Opinion: Ambedkar’s American Comeback

Despite America’s relatively newfound interest in Ambedkar’s work, it will take another decade for him to become a household name.

Suraj Yengde

April 28, 2021

Opinion: Ambedkar’s American Comeback
Dr. B.R. Ambedkar in 1950 (Wikimedia Commons)

Earlier this month and for the second time, Indian American Congressman Ro Khanna (D-CA) introduced a resolution to the U.S. Congress to acknowledge and honor the legacy of Dr. Bhimrao Ramji Ambedkar. Khanna stated that Ambedkar “stood for an India and America where we respect the dignity of all.” The statement continued, “[Ambedkar was] a towering historical figure, a fearless feminist and caste abolitionist, and whose contributions to the fields of economics, philosophy, religious, jurisprudence, and democracy remain unparalleled, even today.” The resolution sought to recognize Ambedkar’s contributions as the architect of the Indian Constitution, into which he codified gender equality and included Article 17, which “abolishes ‘Untouchability’ in any form.” A video of philosopher Dr. Cornel West, who called Ambedkar the “great and inimitable,” accompanied the announcement of the resolution. 

As this resolution suggests, Ambedkar is increasingly becoming a more recognizable name in America as a key leader and political theorist in India’s freedom movement, a position that Gandhi and Jawaharlal Nehru previously dominated. Many scholars and researchers such as Cornel West, Isabel Wilkerson, Kevin Brown, Christophe Jaffrelot, David Mosse, interested in world politics and democracy, have taken to Ambedkar’s thought and philosophy. 

Though America, in particular, has known about caste and “shudras, pariahs” since the 19th century, this growing love of Ambedkar is an achievement of on-the-ground social movements that translated Ambedkar’s theories for the public, and fostered a global appetite for anti-caste culture and discourse. Ambedkar is perhaps the only Indian scholar who was promoted by non-academics in academic spaces. 

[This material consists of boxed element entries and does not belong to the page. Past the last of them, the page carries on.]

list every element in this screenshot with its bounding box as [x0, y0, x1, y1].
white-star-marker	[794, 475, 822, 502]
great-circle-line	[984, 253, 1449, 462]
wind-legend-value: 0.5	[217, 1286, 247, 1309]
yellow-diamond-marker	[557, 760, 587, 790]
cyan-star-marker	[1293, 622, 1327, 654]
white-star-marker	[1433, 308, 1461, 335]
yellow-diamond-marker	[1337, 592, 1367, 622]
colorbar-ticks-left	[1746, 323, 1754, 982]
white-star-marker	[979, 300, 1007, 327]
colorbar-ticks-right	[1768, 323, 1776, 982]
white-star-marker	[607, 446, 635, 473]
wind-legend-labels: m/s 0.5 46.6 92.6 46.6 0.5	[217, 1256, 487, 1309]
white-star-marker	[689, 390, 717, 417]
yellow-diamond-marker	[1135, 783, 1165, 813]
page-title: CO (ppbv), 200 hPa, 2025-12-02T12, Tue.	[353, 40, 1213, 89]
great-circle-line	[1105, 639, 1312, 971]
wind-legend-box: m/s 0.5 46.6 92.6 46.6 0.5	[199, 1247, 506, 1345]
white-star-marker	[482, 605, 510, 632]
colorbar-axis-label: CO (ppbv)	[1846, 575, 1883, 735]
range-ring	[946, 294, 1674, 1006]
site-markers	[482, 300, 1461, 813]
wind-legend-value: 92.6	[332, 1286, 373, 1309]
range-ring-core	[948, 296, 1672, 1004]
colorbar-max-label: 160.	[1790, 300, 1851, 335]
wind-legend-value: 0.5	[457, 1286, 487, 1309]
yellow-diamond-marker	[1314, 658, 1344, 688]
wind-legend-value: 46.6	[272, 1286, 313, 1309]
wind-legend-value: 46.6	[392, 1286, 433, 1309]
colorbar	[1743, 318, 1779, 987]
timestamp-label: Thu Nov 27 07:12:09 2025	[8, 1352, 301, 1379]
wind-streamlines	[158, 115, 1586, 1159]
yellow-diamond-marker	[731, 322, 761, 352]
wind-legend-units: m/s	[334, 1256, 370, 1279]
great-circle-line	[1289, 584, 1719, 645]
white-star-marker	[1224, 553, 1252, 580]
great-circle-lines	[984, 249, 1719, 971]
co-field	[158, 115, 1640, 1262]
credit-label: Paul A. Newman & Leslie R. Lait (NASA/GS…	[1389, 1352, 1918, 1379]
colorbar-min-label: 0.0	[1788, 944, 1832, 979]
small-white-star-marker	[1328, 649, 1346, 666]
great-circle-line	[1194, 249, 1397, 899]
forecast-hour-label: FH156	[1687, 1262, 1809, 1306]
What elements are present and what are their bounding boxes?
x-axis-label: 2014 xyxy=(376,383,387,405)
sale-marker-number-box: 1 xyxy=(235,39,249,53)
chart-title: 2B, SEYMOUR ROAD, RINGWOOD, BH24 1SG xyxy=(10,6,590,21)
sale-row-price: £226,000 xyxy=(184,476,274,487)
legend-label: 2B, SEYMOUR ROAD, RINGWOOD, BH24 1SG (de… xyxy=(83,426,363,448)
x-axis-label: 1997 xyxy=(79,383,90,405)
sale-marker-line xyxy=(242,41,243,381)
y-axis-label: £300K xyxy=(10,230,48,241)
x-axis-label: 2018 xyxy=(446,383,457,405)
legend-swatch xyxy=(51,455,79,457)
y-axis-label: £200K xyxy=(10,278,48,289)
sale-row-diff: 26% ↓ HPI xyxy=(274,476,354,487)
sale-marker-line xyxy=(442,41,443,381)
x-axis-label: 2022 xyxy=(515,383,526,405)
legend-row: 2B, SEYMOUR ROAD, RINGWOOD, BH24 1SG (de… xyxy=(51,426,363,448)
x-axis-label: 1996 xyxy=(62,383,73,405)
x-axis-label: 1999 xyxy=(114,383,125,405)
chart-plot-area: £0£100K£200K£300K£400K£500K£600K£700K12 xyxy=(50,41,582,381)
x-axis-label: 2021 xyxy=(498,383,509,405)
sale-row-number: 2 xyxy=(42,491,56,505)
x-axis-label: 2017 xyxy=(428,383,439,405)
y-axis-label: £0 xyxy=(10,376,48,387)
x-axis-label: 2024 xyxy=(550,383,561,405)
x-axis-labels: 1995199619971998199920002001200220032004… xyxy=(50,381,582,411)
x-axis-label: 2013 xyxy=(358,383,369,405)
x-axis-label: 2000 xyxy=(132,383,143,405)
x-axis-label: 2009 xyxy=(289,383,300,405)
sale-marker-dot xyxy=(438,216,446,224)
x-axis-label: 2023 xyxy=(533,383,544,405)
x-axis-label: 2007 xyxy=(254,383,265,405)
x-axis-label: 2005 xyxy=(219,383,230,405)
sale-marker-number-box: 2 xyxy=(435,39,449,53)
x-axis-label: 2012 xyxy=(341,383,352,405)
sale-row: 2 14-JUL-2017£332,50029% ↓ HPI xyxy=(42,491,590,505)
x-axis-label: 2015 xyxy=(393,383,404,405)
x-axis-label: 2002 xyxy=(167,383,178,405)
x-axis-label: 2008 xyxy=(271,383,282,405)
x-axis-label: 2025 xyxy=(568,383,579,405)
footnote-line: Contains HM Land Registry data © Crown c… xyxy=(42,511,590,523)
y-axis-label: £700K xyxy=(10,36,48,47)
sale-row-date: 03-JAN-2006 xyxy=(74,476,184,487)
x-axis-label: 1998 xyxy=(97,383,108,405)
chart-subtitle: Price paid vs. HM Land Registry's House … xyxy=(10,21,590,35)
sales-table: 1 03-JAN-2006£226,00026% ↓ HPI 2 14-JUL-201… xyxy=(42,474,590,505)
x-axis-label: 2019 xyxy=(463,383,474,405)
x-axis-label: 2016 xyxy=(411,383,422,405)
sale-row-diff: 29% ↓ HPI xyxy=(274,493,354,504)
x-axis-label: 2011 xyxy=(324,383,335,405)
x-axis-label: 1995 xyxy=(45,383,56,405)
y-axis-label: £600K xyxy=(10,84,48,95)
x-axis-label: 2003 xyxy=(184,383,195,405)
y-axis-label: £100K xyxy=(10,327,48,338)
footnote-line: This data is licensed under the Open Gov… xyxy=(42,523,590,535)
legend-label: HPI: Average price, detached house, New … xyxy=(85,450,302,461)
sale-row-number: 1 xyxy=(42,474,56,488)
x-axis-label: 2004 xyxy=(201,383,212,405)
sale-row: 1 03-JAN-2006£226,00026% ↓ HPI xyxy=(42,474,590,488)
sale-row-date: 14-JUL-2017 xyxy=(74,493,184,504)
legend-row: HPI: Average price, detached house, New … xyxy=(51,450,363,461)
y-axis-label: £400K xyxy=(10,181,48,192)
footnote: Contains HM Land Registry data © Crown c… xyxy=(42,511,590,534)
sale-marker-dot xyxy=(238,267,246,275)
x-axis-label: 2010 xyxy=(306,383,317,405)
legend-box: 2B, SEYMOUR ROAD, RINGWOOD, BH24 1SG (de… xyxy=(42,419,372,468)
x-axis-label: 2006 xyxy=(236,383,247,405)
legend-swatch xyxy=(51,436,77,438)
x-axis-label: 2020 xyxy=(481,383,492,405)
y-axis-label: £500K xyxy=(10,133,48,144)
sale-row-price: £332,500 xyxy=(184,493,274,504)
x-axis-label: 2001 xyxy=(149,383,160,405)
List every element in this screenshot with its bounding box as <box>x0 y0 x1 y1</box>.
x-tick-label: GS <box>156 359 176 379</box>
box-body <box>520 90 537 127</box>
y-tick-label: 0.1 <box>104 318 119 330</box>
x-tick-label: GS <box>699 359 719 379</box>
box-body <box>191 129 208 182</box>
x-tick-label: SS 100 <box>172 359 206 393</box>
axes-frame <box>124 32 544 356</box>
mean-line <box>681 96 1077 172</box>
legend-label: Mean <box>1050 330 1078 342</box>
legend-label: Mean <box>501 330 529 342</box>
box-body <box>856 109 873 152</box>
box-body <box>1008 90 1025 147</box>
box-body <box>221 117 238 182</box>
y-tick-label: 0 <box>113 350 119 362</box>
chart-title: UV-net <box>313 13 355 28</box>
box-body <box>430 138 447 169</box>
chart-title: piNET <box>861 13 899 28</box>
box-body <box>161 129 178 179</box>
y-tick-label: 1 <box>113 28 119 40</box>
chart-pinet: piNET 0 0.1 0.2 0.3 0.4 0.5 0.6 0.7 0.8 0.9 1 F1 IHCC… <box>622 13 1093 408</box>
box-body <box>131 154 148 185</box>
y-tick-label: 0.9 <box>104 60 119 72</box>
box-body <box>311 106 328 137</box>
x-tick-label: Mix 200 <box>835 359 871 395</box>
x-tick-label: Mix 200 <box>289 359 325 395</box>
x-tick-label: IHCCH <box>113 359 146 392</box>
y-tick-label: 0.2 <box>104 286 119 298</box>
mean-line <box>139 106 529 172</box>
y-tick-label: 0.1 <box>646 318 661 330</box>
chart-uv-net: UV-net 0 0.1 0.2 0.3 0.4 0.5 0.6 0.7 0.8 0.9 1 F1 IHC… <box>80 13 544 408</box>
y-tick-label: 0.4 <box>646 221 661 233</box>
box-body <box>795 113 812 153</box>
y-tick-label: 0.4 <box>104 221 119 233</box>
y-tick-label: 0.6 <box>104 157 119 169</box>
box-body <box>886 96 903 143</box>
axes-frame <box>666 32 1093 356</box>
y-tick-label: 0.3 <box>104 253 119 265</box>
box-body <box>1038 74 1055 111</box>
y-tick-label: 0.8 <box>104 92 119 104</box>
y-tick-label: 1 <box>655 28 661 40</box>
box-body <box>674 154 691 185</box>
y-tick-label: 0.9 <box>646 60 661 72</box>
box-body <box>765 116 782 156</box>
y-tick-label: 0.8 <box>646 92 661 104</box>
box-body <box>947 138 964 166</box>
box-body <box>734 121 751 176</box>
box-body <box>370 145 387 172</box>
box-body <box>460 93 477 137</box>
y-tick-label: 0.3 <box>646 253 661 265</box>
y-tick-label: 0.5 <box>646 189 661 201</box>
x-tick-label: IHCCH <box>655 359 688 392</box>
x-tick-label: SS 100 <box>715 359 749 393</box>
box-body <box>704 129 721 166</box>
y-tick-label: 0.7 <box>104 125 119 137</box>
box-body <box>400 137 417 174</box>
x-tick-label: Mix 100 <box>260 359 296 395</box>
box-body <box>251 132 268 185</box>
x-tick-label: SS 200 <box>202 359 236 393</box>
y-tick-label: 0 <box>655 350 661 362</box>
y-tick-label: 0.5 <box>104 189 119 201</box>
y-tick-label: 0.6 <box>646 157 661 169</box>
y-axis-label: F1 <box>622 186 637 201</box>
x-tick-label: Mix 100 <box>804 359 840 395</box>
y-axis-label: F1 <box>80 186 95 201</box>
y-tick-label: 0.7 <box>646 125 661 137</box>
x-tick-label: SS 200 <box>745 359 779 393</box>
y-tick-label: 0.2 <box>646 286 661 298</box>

By offering simultaneous critiques to nationalists and as well as leftist scholars who were arbiters of India’s socio-political situation, Ambedkar’s followers brought him into the mainstream. Much of the South Asian-centric language and knowledge uplifted narratives on India through either a liberal, do-no-harm Gandhian lens, or the extreme polarity of leftist, caste-neutral, working-class thought. Ambedkar doesn’t fit into these contested ideologies. He is walking in the path of the Buddha —the middle path. However, Ambedkar is insistent on firm socio-economic and political justice and redistribution of resources. Given the breadth of his scholarship, it becomes difficult to put Ambedkar in one frame or align him with any single ideology.

While some western scholars and researchers interested in postcolonial India have examined and engaged with the history and contemporary study of the world of Dalits, this research wasn’t part of popular discourse. Late 19th and early 20th-century American academia saw the rise in caste scholarship via the study of Hinduism. And while this study did not ascend to the scope and depth of Ambedkar’s work on caste in India, as Dalit scholars and intellectuals have taken their work to international forums, the Dalit issue has become a more global one. 

The Dalit Indian diaspora (the true size of which is unknown) has also been a champion of Ambedkar. This group, across class lines, was fiery and unapologetic. These activists include the likes of Dr. Shobha Singh, Dr. Laxmi Berwa, Yogesh Varhade, Raju Kamble via their respective organizations — VISION, Ambedkar International Mission, Ambedkar Center for Justice & Peace, Dr. Ambedkar International Center, Ambedkar King Study Circle, among others. By distributing Ambedkar’s literature on topics ranging from caste, class, democracy, and religion, they kept insisting on Ambedkar’s necessity in public forums, academic conferences, and various gatherings on Indian holidays the diaspora celebrates. Supported by organizations in India, especially the All India Backward and Minority Communities Employees Federation (BAMCEF) and the Bahujan Samaj Party (BSP), along with a host of other Buddhist organizations, the Dalits in the diaspora made Ambedkar inevitable.